RE: Absolutes and Atheism
June 29, 2023 at 9:52 am
(This post was last modified: June 29, 2023 at 10:05 am by Mister Agenda.)
(June 28, 2023 at 10:49 pm)Neo-Scholastic Wrote:(June 20, 2023 at 9:27 am)Mister Agenda Wrote: We don't expect theists to only have one religion in common, why would you expect atheists to only have one philosophy in common?
I, for one, have no such expectation. At the same time, if atheism is simply a lack of belief in the divine, then it is a kind of hole. IMHO holes are, in their own way a thing and can have their own unique qualities. So it is right an proper atheism would be variously expressed in the intellectual life of individual atheists, just as theistic belief manifests itself in various ways. If a hole, a true physical lack, can have size and shape then so also an intellectual hole can be described by the extent to which it fails to inform other beliefs. And maybe the hole isn't really about the divine as-such; but rather the function served by belief in the divine.
The thing about atheists, I think, and maybe I'm overgeneralizing, is that you can tell way more about us from how we reached the conclusion that belief in divine beings isn't justified than by trying to read into the conclusion itself. Some of us were never raised to believe in any deities and when we were exposed to the idea simply found it unbelievable. Others found it believable and stopped being atheists. Some of us were raised relgious and found out the claims weren't born out in reality, and didn't find the claims of any other religion any more credible. Some of us have supernatural beliefs that don't involve any deities being real; like some Buddhists who are atheists and still believe in karma and reincarnation. Since the few examples of someone I know are atheists and convert to religion do so because of the influence of their significant other, I suppose it works the other way around sometimes too. And yes, it sometimes happens that someone can't reconcile a great tragedy in their lives with the the God they believed in and just couldn't anymore (I know exactly one of those).
I was raised religious, became a mere theist after reading the Bible twice; but becoming an atheist was a process of years of shedding lesser beliefs I couldn't justify until the big one was all that was left.

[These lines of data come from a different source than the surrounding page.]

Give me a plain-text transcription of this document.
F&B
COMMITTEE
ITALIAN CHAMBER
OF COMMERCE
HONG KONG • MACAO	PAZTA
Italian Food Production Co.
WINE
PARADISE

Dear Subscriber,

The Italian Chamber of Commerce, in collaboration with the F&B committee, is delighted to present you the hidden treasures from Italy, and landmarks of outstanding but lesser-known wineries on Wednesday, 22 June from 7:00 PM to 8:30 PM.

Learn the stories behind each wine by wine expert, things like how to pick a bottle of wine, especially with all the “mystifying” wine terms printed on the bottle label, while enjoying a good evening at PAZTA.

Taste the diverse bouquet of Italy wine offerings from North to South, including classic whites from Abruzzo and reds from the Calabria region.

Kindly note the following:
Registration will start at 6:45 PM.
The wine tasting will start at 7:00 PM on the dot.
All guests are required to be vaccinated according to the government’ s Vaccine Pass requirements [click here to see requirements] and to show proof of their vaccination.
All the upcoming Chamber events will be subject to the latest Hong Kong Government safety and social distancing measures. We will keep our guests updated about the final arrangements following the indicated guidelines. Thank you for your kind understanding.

That hole you describe is just an opinion, like mere theism is just one opinion. The hole you describe, for instance, could be filled by Deism or Letsism or Unitarian Universalism, and those are very wispy substances to fill a hole with. The function of religion/belief in the divine is filled with religion, not theism; IMHO. A God or god can be whatever its worshippers agree that it is.
After all, people who sacrificed virgins to the volcano also had belief in the divine; so it seems more cultural than anything else.
I'm not anti-Christian. I'm anti-stupid.